When the giant came home, the first thing he did was to go to the
clump of trees and found, to his surprise, that they had all been
felled.

"Ah, you've spoken to my Master-Maid," he said once more.

"Who is she?" said the Prince.

"You know well enough," said the giant. "But for her you could not
have cut down those trees with that glass axe."

"I do not know what you mean," said the Prince. "But at any rate,
there you have your trees cut down, what more do you want?"

"Well, well," grumbled the giant, "we'll see to-morrow whether you can
do what I tell you then," and would not say what his task should be
next day.

When the morning came, the giant pointed to the tallest tree in the
forest near them, and said:

"Do you see that birds' nest in the top of that tree? In it are six
eggs; you must climb up there and get all those eggs for me before
nightfall, and if one is broken woe betide you!"

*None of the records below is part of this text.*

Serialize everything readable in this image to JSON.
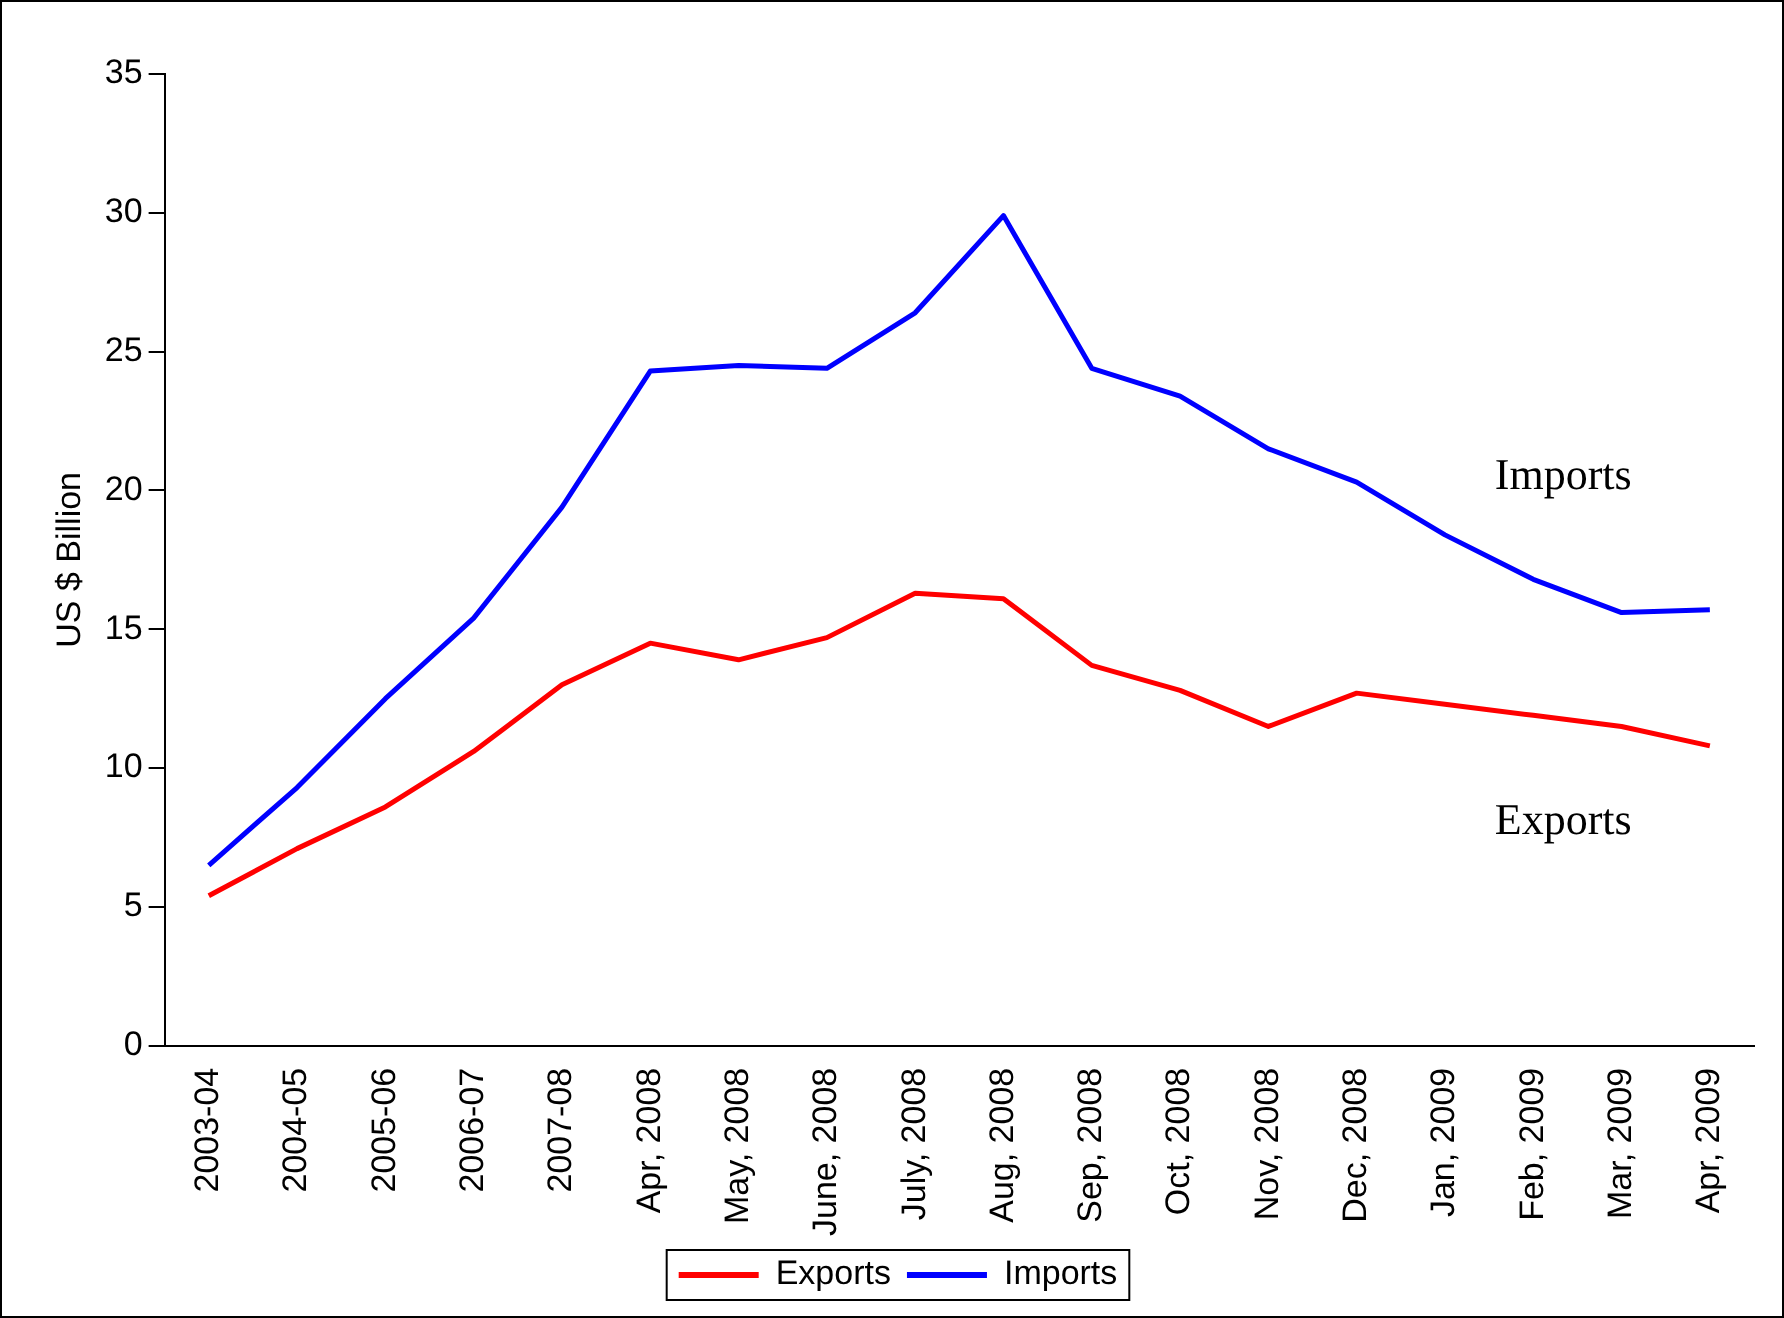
{
  "chart_data": {
    "type": "line",
    "ylabel": "US $ Billion",
    "categories": [
      "2003-04",
      "2004-05",
      "2005-06",
      "2006-07",
      "2007-08",
      "Apr, 2008",
      "May, 2008",
      "June, 2008",
      "July, 2008",
      "Aug, 2008",
      "Sep, 2008",
      "Oct, 2008",
      "Nov, 2008",
      "Dec, 2008",
      "Jan, 2009",
      "Feb, 2009",
      "Mar, 2009",
      "Apr, 2009"
    ],
    "series": [
      {
        "name": "Exports",
        "color": "#ff0000",
        "values": [
          5.4,
          7.1,
          8.6,
          10.6,
          13.0,
          14.5,
          13.9,
          14.7,
          16.3,
          16.1,
          13.7,
          12.8,
          11.5,
          12.7,
          12.3,
          11.9,
          11.5,
          10.8
        ]
      },
      {
        "name": "Imports",
        "color": "#0000ff",
        "values": [
          6.5,
          9.3,
          12.5,
          15.4,
          19.4,
          24.3,
          24.5,
          24.4,
          26.4,
          29.9,
          24.4,
          23.4,
          21.5,
          20.3,
          18.4,
          16.8,
          15.6,
          15.7
        ]
      }
    ],
    "ylim": [
      0,
      35
    ],
    "yticks": [
      0,
      5,
      10,
      15,
      20,
      25,
      30,
      35
    ],
    "grid": false,
    "legend": "bottom",
    "marker": "none",
    "line_style": "solid",
    "annotations": [
      "Imports",
      "Exports"
    ]
  }
}
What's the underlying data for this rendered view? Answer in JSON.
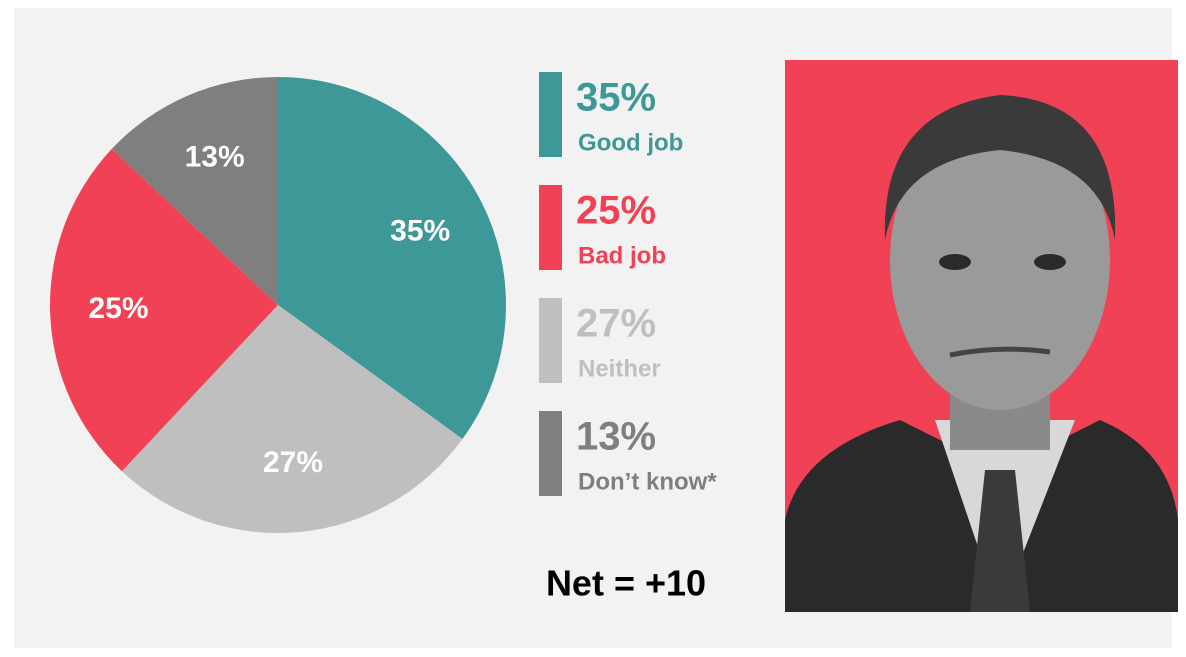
{
  "chart_data": {
    "type": "pie",
    "categories": [
      "Good job",
      "Neither",
      "Bad job",
      "Don’t know*"
    ],
    "values": [
      35,
      27,
      25,
      13
    ],
    "value_labels": [
      "35%",
      "27%",
      "25%",
      "13%"
    ],
    "colors": [
      "#3f9898",
      "#bfbfbf",
      "#f04155",
      "#7f7f7f"
    ],
    "annotation": "Net = +10"
  }
}
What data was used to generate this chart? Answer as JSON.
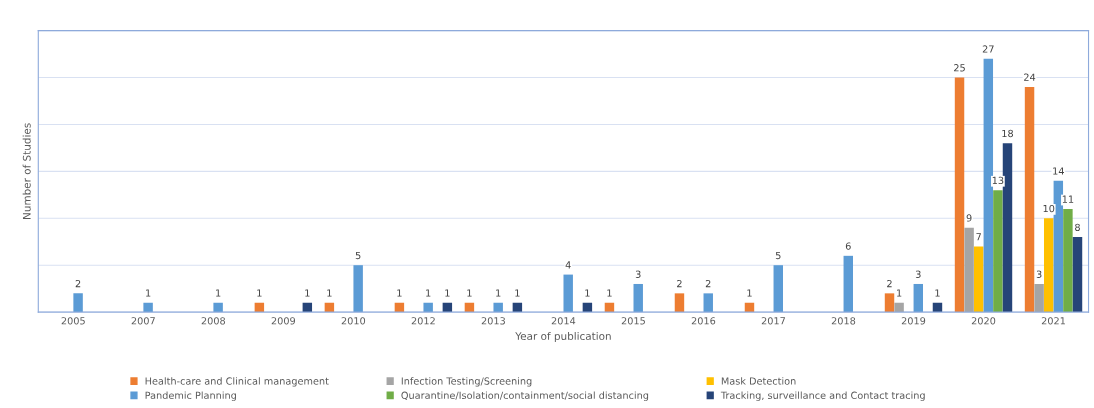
{
  "chart_data": {
    "type": "bar",
    "xlabel": "Year of publication",
    "ylabel": "Number of Studies",
    "categories": [
      "2005",
      "2007",
      "2008",
      "2009",
      "2010",
      "2012",
      "2013",
      "2014",
      "2015",
      "2016",
      "2017",
      "2018",
      "2019",
      "2020",
      "2021"
    ],
    "series": [
      {
        "name": "Health-care and Clinical management",
        "color": "#ed7d31",
        "values": [
          null,
          null,
          null,
          1,
          1,
          1,
          1,
          null,
          1,
          2,
          1,
          null,
          2,
          25,
          24
        ]
      },
      {
        "name": "Infection Testing/Screening",
        "color": "#a5a5a5",
        "values": [
          null,
          null,
          null,
          null,
          null,
          null,
          null,
          null,
          null,
          null,
          null,
          null,
          1,
          9,
          3
        ]
      },
      {
        "name": "Mask Detection",
        "color": "#ffc000",
        "values": [
          null,
          null,
          null,
          null,
          null,
          null,
          null,
          null,
          null,
          null,
          null,
          null,
          null,
          7,
          10
        ]
      },
      {
        "name": "Pandemic Planning",
        "color": "#5b9bd5",
        "values": [
          2,
          1,
          1,
          null,
          5,
          1,
          1,
          4,
          3,
          2,
          5,
          6,
          3,
          27,
          14
        ]
      },
      {
        "name": "Quarantine/Isolation/containment/social distancing",
        "color": "#70ad47",
        "values": [
          null,
          null,
          null,
          null,
          null,
          null,
          null,
          null,
          null,
          null,
          null,
          null,
          null,
          13,
          11
        ]
      },
      {
        "name": "Tracking, surveillance and Contact tracing",
        "color": "#264478",
        "values": [
          null,
          null,
          null,
          1,
          null,
          1,
          1,
          1,
          null,
          null,
          null,
          null,
          1,
          18,
          8
        ]
      }
    ],
    "ylim": [
      0,
      30
    ],
    "yticks": [
      {
        "value": 0,
        "label": null
      },
      {
        "value": 5,
        "label": null
      },
      {
        "value": 10,
        "label": null
      },
      {
        "value": 15,
        "label": null
      },
      {
        "value": 20,
        "label": null
      },
      {
        "value": 25,
        "label": null
      },
      {
        "value": 30,
        "label": null
      }
    ],
    "tick_labels": "x",
    "grid": "y",
    "data_labels": true,
    "legend": "bottom"
  }
}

At that Prince Edgar did not feel so happy, for there were no branches
to the tree till very near the top, and it was as smooth, as smooth as
it could be, and he did not see how possibly he could reach the birds'
nest. But when the giant had gone out for the day he went at once to
the Master-Maid and told her of his new task.

"That is the hardest of all," said the Master-Maid. "There is only one
way to do the task. You must cut me up into small pieces and take out
my bones, and out of the bones you must make a ladder, and with that
ladder you can reach the top."

"That I will never do," said the Prince.